Source: The Sentencing Project

 

The racial implications of felon disenfranchisement have obvious political overtones: People of color lopsidedly favor Democrats, and many states who limit felons’ voting rights are in deep-red Appalachia and the Deep South. But the issue isn’t neatly partisan. Massachusetts voters (not famed for conservatism) amended the state constitution in 2000 to disenfranchise incarcerated felons, and in 1997, then-Texas Governor George W. Bush signed a law “eliminating the two-year waiting period after completion of sentence before individuals can regain their right to vote.”
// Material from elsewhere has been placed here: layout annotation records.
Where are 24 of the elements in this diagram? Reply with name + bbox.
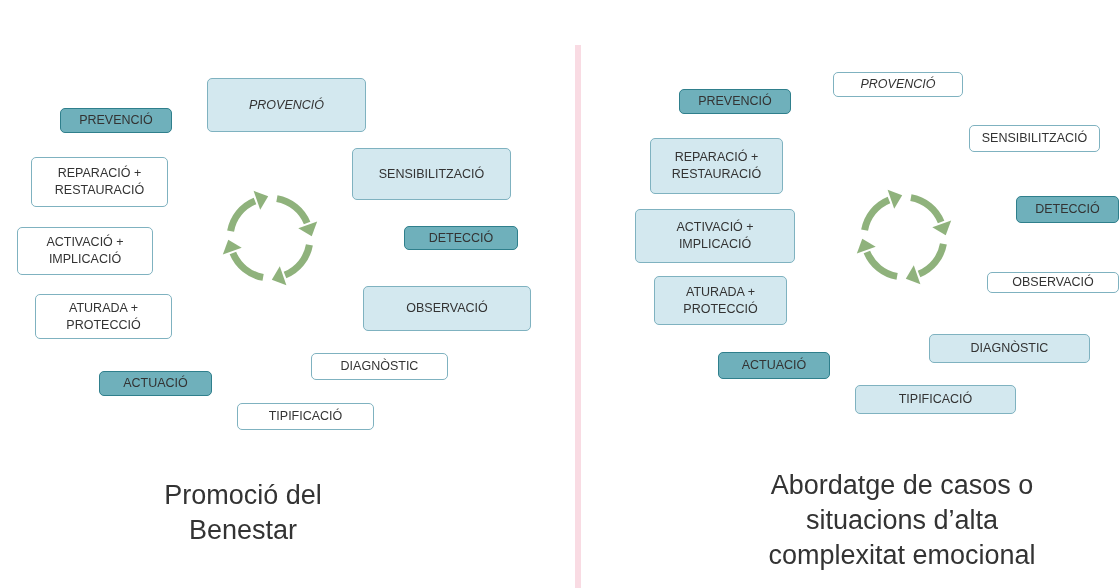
stage-box: TIPIFICACIÓ: [855, 385, 1016, 414]
stage-box: ACTIVACIÓ + IMPLICACIÓ: [17, 227, 153, 275]
stage-box: DETECCIÓ: [404, 226, 518, 250]
stage-box: DETECCIÓ: [1016, 196, 1119, 223]
stage-box: TIPIFICACIÓ: [237, 403, 374, 430]
panel-caption: Abordatge de casos o situacions d’alta complexitat emocional: [767, 469, 1037, 573]
stage-box: ACTIVACIÓ + IMPLICACIÓ: [635, 209, 795, 263]
stage-box: SENSIBILITZACIÓ: [352, 148, 511, 200]
stage-box: OBSERVACIÓ: [363, 286, 531, 331]
stage-box: PREVENCIÓ: [679, 89, 791, 114]
stage-box: ACTUACIÓ: [718, 352, 830, 379]
stage-box: PREVENCIÓ: [60, 108, 172, 133]
stage-box: DIAGNÒSTIC: [311, 353, 448, 380]
stage-box: PROVENCIÓ: [207, 78, 366, 132]
stage-box: REPARACIÓ + RESTAURACIÓ: [650, 138, 783, 194]
stage-box: OBSERVACIÓ: [987, 272, 1119, 293]
stage-box: ATURADA + PROTECCIÓ: [654, 276, 787, 325]
stage-box: REPARACIÓ + RESTAURACIÓ: [31, 157, 168, 207]
stage-box: DIAGNÒSTIC: [929, 334, 1090, 363]
stage-box: ACTUACIÓ: [99, 371, 212, 396]
stage-box: ATURADA + PROTECCIÓ: [35, 294, 172, 339]
stage-box: PROVENCIÓ: [833, 72, 963, 97]
stage-box: SENSIBILITZACIÓ: [969, 125, 1100, 152]
panel-caption: Promoció del Benestar: [163, 479, 323, 548]
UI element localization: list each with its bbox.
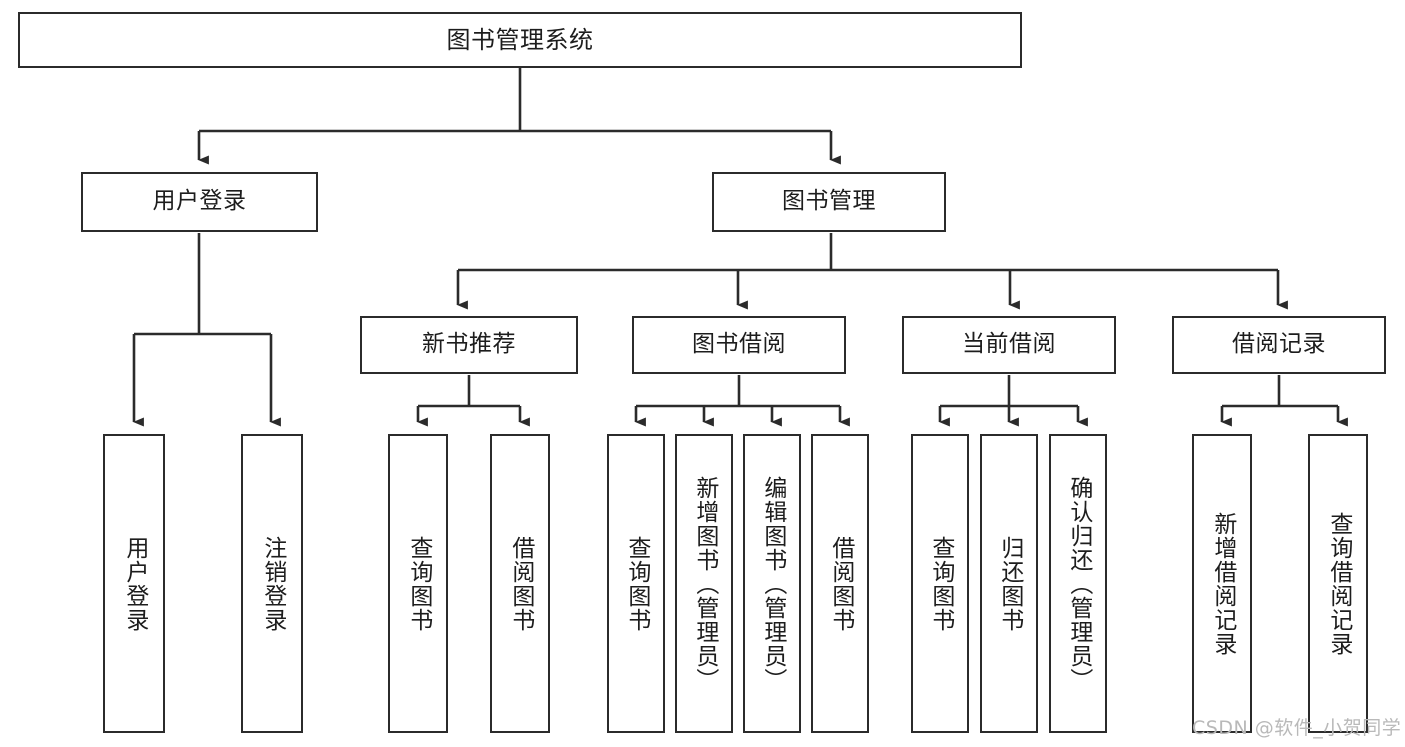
node-leaf-borrow-book-1[interactable]: 借阅图书 — [490, 434, 550, 733]
node-leaf-add-record-label: 新增借阅记录 — [1209, 511, 1236, 656]
node-leaf-user-login-label: 用户登录 — [121, 535, 148, 632]
node-leaf-return-book-label: 归还图书 — [996, 535, 1023, 632]
node-user-login-label: 用户登录 — [152, 188, 247, 215]
node-leaf-query-book-2-label: 查询图书 — [623, 535, 650, 632]
node-leaf-confirm-return-label: 确认归还（管理员） — [1065, 475, 1092, 692]
node-leaf-logout-login-label: 注销登录 — [259, 535, 286, 632]
node-leaf-query-book-1-label: 查询图书 — [405, 535, 432, 632]
node-new-book-recommend[interactable]: 新书推荐 — [360, 316, 578, 374]
node-borrow-record[interactable]: 借阅记录 — [1172, 316, 1386, 374]
node-book-management-label: 图书管理 — [782, 188, 876, 215]
node-leaf-edit-book-label: 编辑图书（管理员） — [759, 475, 786, 692]
csdn-watermark: CSDN @软件_小贺同学 — [1192, 717, 1402, 739]
node-current-borrow[interactable]: 当前借阅 — [902, 316, 1116, 374]
node-leaf-user-login[interactable]: 用户登录 — [103, 434, 165, 733]
node-leaf-borrow-book-2-label: 借阅图书 — [827, 535, 854, 632]
node-leaf-query-book-3-label: 查询图书 — [927, 535, 954, 632]
node-book-management[interactable]: 图书管理 — [712, 172, 946, 232]
node-leaf-borrow-book-1-label: 借阅图书 — [507, 535, 534, 632]
node-borrow-record-label: 借阅记录 — [1232, 331, 1326, 358]
node-leaf-query-record[interactable]: 查询借阅记录 — [1308, 434, 1368, 733]
node-leaf-confirm-return[interactable]: 确认归还（管理员） — [1049, 434, 1107, 733]
node-leaf-edit-book[interactable]: 编辑图书（管理员） — [743, 434, 801, 733]
node-leaf-query-book-2[interactable]: 查询图书 — [607, 434, 665, 733]
node-leaf-add-record[interactable]: 新增借阅记录 — [1192, 434, 1252, 733]
node-leaf-query-book-1[interactable]: 查询图书 — [388, 434, 448, 733]
node-new-book-recommend-label: 新书推荐 — [422, 331, 516, 358]
node-leaf-query-book-3[interactable]: 查询图书 — [911, 434, 969, 733]
node-leaf-return-book[interactable]: 归还图书 — [980, 434, 1038, 733]
node-leaf-add-book-label: 新增图书（管理员） — [691, 475, 718, 692]
node-leaf-add-book[interactable]: 新增图书（管理员） — [675, 434, 733, 733]
node-current-borrow-label: 当前借阅 — [962, 331, 1056, 358]
node-root-label: 图书管理系统 — [446, 25, 594, 54]
node-book-borrow-label: 图书借阅 — [692, 331, 786, 358]
node-root[interactable]: 图书管理系统 — [18, 12, 1022, 68]
node-user-login[interactable]: 用户登录 — [81, 172, 318, 232]
node-leaf-query-record-label: 查询借阅记录 — [1325, 511, 1352, 656]
node-book-borrow[interactable]: 图书借阅 — [632, 316, 846, 374]
node-leaf-logout-login[interactable]: 注销登录 — [241, 434, 303, 733]
node-leaf-borrow-book-2[interactable]: 借阅图书 — [811, 434, 869, 733]
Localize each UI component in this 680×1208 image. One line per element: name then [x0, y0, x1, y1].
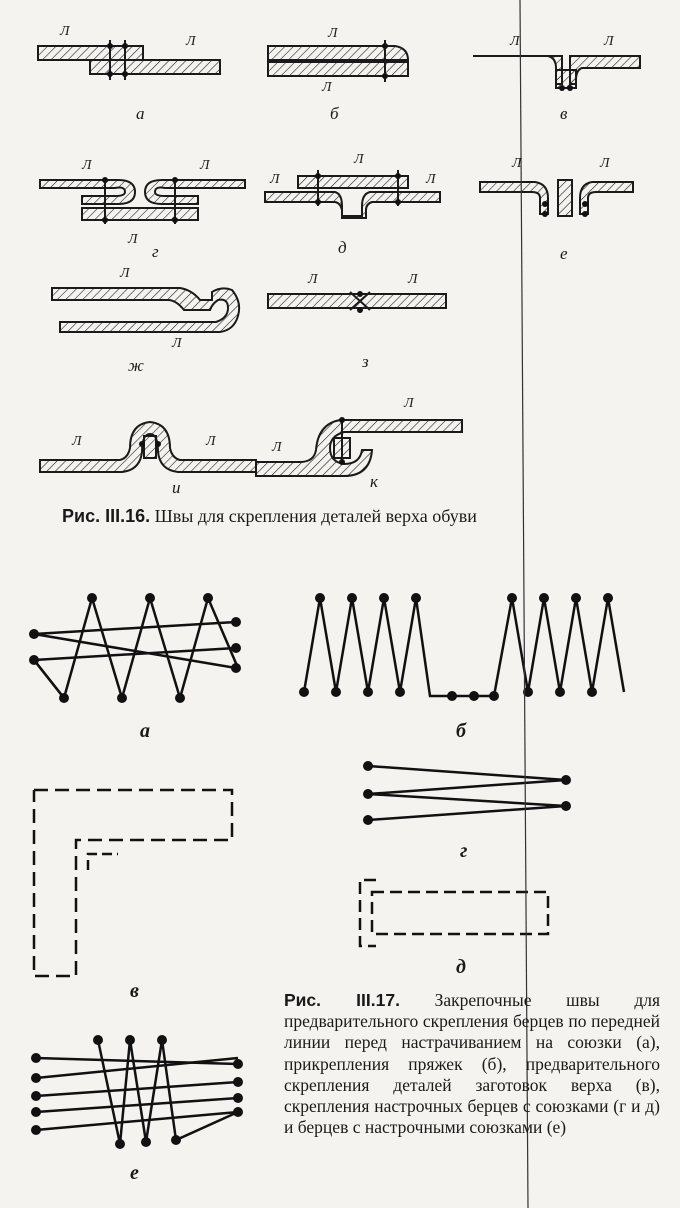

But partisan or not, the issue is absolutely political — politicians across the country and on both sides of the aisle have for decades campaigned to appear “tough on crime,” although the issue has certainly waned as crime has plummeted from its peak in the mid-1990s. We are, however, witnessing a resurgence of anti-crime posturing, albeit with vintage language: the president campaigned during the 2016 cycle about restoring “law and order” — a perhaps unwitting use of rhetoric favored by Richard Nixon in the late 1960s — rather than regurgitating the Reagan/Clinton era lexicon. Much of the impetus for felon disenfranchisement policies has involved political calculations that being “tough on crime” had good optics, and disenfranchising felons offered politicians a way to appear grave and resolute about punishing criminals without escalating the already draconian mandatory minimums and exceptionally long sentences increasingly being enacted.

Irrespective of politics, however, states’ handling of felon voting rights is, from a legal perspective, exceptionally arbitrary and somewhat constitutionally dubious. Alabama, for instance, includes sodomy and possession of marijuana under its definition of “moral turpitude” for which felons are disenfranchised. But it also includes murder, manslaughter, and rape. Implicitly, Alabama law conflates the severity of minor drug convictions with first-degree murder, an absurd equivalency which highlights pervasive arbitrariness in such laws.

In contemporary debate, defenders of felon disenfranchisement laws will note that in some states (albeit mostly those with the smallest black populations), the felon population largely comprises older white men — a largely conservative demographic. They argue that if some states are disenfranchising likely Republican voters — and moreover, predominantly white voters – that the system cannot possibly be racist or biased against Democrats. By contrast, liberals respond that voters of color are nonetheless disproportionately incarcerated, even if they represent a minority of disenfranchised voters. And progressives also contend that in addition to being anti-Democratic, felon disenfranchisement is also deeply anti-democratic.

Perhaps some convicted of felonies — those guilty of extremely violent crimes, for instance — have truly gone beyond the pale. But most of those people will walk free again. They will hope to lead normal lives. They will hope to atone and be forgiven. And they will want to be part of a society that now appears to want no part of them. In short, they will be at the mercy of a merciless nation – one which favors punishment over restraint, where the “justice” system has reinvented injustice.

If America is to remain the land of the free — the birthplace of modern democracy — it behooves us to choose rehabilitation rather than retribution. If they have served their time, people deserve to participate. If they have not harmed others, former felons should regain the franchise. Certain crimes — murder, terrorism, treason — may trespass too severely on our morals. But most Americans who are locked up should not be locked out of democracy — especially not its most profound and precious civic duty.